Ten spyte van hierdie, the results showed Joules bounced back with full-year pre-tax profits of £2 million, against losses of £24.8 million the previous year.

Algehele, revenues edged 4.3% higher to £199 million, boosted also by its recent takeover of The Garden Trading Company.

Joules snapped up the home and garden product business for £12.5 million in February to expand its garden retail operations.

Garden Trading has been a leading seller on its Friends Of Joules online marketplace since it was launched in 2019.

The firm also hailed a strong performance from the marketplace, which more than doubled revenues to £5.1 million.

Nick Jones, chief executive of Joules, gesê: “As we move into the new financial year, the continued success and growth of Friends Of Joules and our strengthened position in the home, garden and outdoor sector means that the group now offers significantly more products and categories than ever before.”

But Joules said it faced higher shipping costs due to disruption in global freight markets, and duty and transport price hikes after Brexit which knocked its profit margins and wholesale revenues in European markets.

It said the hit from Brexit stood at between £800,000 and £1 million in the year.
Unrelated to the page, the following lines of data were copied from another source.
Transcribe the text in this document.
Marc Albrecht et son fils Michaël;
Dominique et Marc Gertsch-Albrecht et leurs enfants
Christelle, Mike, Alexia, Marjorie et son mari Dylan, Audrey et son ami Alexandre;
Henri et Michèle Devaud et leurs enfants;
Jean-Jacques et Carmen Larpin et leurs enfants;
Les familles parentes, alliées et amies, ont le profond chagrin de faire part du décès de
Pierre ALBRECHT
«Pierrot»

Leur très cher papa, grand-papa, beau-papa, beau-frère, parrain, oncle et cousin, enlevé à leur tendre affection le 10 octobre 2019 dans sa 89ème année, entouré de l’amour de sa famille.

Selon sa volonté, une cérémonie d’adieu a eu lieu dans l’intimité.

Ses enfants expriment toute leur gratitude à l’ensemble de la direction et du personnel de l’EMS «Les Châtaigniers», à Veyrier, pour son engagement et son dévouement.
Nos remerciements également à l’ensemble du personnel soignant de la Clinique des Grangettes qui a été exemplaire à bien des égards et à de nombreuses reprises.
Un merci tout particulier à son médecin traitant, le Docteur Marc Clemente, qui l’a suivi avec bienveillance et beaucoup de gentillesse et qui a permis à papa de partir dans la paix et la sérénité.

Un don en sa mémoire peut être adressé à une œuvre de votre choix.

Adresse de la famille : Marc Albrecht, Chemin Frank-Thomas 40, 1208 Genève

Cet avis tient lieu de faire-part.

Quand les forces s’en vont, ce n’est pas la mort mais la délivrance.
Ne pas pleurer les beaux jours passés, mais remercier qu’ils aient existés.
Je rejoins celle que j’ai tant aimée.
“After several months of trading under the new arrangements, the logistics challenges are starting to normalise, but the increased costs are anticipated to only partly revert to historic levels,” Joules said.

Shares in Joules fell 4% as the group said it would hold off from resuming shareholder dividend payouts due to challenges over the year and uncertainty facing consumer sectors in the pandemic.

Joules was founded in 1989 when Tom Joule started selling clothing on a stand at a country show in Leicestershire

It now boasts 1.7 million customers and has 133 stores across the UK.